The Capital can cut its national annual average load of particulate matter (PM) 2.5 to reach the national ambient standard by 2040 if it undertakes emissions curbs equivalent to the levels seen during the Covid-19 lockdown, a new working paper has found.
Titled ‘40 by 2040: Cost of inaction and delays in reaching Delhi’s air quality target’, the study looked at Delhi’s PM2.5 concentrations across 36 years from 1989 to 2025. The analysis, carried out by air quality researchers Sarath Guttikunda and Sai Krishna Dammalapati from Urban Emissions, an environmental advocacy group, argues that a combination of up to 55% reduction from all anthropogenic sources, a 75% drop in winter heating emissions, and a 100% drop in stubble burning emissions can help the city reach national ambient standard of 40 µg/m³ set by the Central Pollution Control Board (CPCB).
Between 2019 and 2025, the study said, despite several policy announcements, the city’s annual average pollution has largely hovered around 100 µg/m³ consistently — 2.5 times the national standard and 20 times the World Health Organisation (WHO) guideline of 5 µg/m³.
It places the responsibility for this squarely on implementation delays rather than lack of scientific or policy knowledge. It notes that, if every action listed in the National Clean Air Programme’s 2019 clean air plan had been implemented as intended, Delhi could meet the national annual ambient standard by 2040 or even before that.
The authors quantify two financial and health risks: the cost of inaction and the cost of implementation delay. If Delhi only manages to reach 60 µg/m³ in 2040 instead of 40 µg/m³, the city will experience 11.6% more exposure cases than if the target were met.
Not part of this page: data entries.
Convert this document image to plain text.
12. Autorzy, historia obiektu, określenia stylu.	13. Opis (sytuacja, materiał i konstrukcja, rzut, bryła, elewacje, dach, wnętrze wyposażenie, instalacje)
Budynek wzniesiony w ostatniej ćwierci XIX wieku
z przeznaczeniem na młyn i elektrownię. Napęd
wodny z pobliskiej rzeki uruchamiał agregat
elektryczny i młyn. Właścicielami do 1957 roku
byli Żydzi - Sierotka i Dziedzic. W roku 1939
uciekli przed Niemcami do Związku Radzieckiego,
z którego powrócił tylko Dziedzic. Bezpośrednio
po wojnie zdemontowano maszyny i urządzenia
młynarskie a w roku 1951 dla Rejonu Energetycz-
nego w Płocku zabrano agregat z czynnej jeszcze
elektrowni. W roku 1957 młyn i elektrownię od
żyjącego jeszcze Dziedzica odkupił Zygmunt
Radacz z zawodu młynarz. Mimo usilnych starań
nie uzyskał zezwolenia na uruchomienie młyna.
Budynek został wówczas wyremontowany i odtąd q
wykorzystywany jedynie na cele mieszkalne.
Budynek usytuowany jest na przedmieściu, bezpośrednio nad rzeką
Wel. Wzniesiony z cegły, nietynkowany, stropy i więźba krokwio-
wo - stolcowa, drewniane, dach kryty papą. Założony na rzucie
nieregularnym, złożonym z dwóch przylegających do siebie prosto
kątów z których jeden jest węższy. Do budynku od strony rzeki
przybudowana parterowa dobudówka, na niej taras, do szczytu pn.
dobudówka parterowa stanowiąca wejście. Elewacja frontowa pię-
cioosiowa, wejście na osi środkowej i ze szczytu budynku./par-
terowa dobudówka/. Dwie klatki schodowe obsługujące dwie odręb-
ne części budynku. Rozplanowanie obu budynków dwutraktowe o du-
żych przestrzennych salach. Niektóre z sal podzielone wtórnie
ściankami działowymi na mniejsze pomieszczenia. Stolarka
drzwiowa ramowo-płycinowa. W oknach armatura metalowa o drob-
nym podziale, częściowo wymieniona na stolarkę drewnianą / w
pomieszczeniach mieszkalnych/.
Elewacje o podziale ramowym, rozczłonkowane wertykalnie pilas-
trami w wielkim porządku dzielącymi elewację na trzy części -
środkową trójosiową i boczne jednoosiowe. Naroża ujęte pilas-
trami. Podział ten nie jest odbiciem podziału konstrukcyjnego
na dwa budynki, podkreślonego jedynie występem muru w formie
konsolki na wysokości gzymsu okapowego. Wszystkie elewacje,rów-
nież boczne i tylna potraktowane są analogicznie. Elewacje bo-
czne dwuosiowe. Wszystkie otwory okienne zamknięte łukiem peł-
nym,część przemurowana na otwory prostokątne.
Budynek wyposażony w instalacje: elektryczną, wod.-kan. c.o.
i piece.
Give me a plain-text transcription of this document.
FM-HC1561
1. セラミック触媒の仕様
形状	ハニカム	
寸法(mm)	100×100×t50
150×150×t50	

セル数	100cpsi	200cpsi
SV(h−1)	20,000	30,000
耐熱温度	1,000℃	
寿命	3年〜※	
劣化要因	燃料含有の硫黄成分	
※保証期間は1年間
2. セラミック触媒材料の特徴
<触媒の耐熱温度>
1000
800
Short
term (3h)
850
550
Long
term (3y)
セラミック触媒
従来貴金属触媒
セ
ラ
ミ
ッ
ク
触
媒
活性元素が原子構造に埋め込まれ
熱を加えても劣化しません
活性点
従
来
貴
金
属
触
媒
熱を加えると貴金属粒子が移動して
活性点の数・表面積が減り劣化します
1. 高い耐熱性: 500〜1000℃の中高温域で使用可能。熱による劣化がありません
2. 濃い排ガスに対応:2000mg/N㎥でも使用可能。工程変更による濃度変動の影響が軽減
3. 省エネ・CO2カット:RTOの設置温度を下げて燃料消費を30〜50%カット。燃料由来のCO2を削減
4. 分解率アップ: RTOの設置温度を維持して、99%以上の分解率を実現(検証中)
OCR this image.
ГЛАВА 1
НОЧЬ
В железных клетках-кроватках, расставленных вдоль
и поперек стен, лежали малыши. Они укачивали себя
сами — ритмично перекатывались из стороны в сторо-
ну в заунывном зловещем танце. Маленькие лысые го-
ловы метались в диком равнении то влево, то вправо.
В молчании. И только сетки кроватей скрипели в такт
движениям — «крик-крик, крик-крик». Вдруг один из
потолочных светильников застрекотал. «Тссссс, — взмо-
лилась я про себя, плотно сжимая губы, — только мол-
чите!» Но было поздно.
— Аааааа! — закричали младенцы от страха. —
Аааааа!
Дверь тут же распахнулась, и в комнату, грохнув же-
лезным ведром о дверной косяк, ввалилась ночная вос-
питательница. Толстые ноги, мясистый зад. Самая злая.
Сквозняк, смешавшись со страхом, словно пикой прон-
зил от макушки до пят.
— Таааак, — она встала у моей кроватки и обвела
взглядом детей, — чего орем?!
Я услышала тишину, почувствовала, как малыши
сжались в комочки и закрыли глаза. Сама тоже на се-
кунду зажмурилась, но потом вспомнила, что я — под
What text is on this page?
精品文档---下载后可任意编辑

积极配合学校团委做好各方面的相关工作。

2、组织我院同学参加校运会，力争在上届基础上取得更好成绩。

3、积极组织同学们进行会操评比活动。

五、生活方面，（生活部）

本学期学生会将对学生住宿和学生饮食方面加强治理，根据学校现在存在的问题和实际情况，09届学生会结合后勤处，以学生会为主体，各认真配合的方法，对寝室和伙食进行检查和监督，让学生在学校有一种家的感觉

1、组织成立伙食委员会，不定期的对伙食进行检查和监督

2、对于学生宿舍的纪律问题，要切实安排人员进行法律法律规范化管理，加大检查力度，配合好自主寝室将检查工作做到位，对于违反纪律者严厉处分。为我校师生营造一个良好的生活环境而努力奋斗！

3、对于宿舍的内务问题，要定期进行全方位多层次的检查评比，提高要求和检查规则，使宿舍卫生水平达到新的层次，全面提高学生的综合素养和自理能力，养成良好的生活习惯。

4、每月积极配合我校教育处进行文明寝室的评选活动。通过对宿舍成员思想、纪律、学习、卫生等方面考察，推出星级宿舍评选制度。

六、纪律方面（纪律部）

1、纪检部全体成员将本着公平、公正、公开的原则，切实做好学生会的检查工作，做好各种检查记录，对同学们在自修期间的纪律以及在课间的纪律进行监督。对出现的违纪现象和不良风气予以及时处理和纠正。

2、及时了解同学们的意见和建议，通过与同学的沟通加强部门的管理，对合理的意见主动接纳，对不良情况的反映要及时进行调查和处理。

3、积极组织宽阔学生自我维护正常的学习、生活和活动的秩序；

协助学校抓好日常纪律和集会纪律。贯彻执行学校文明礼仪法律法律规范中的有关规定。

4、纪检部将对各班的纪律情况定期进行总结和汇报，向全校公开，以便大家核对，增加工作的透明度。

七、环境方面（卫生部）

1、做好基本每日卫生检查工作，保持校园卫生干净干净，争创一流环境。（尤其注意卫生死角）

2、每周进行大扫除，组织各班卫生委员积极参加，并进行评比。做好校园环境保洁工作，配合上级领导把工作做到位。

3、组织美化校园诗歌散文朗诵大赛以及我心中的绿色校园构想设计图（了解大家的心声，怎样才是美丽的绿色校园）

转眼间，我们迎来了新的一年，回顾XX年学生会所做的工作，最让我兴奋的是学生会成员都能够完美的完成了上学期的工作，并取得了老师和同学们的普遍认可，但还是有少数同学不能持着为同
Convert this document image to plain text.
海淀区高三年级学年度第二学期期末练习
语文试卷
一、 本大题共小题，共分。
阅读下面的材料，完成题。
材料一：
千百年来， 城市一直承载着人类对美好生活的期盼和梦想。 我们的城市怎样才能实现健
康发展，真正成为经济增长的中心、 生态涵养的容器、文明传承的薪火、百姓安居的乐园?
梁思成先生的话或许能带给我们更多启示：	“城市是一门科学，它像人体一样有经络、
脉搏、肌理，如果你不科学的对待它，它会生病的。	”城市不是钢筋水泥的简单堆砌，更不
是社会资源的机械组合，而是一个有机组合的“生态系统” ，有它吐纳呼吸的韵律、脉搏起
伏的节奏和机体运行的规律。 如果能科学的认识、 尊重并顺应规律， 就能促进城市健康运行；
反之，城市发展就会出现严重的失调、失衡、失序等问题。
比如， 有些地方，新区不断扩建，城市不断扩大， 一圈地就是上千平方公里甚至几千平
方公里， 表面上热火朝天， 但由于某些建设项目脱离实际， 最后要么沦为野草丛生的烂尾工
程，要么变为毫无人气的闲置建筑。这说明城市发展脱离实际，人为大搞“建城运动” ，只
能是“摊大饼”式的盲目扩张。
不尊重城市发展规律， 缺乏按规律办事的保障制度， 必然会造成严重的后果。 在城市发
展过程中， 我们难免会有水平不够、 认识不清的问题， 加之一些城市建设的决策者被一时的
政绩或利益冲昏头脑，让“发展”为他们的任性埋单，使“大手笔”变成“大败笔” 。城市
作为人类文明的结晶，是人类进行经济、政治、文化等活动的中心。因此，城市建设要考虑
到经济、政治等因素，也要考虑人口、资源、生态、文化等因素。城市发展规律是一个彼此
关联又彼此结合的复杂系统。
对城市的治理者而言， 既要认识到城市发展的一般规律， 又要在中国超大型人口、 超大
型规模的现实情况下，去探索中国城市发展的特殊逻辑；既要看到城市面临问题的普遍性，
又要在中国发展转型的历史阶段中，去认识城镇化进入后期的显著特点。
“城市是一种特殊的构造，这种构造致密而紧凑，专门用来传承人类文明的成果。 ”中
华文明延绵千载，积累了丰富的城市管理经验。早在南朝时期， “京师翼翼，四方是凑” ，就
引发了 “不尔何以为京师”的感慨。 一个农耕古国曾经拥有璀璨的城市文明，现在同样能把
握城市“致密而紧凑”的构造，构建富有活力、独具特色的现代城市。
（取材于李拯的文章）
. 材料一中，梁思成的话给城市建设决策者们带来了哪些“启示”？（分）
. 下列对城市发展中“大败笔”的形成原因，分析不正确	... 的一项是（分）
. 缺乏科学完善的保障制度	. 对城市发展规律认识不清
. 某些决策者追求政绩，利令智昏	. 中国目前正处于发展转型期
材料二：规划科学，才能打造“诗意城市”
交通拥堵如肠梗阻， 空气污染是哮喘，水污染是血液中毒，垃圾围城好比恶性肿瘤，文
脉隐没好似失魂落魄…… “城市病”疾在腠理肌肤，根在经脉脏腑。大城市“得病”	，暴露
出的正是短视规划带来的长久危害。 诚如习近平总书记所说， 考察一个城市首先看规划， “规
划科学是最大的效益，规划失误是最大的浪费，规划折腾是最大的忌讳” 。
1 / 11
If the concentrations remain at 100 µg/m³, that number jumps to 35.3% more mortality cases for every 100 cases estimated under the 40 µg/m³ trajectory.
Exposure cases refer to the number of additional cases where the population is vulnerable to health impacts due to inaction.
The researchers also use the COVID-19 lockdown as a benchmark for what is technically possible, stating the two sectors that were unaffected during the lockdown restrictions were heating, which is a phenomenon limited to the winter months (and thus irrelevant during March, April, and May), and stubble burning of post-harvest agricultural residue, which also had very limited influence during those spring months.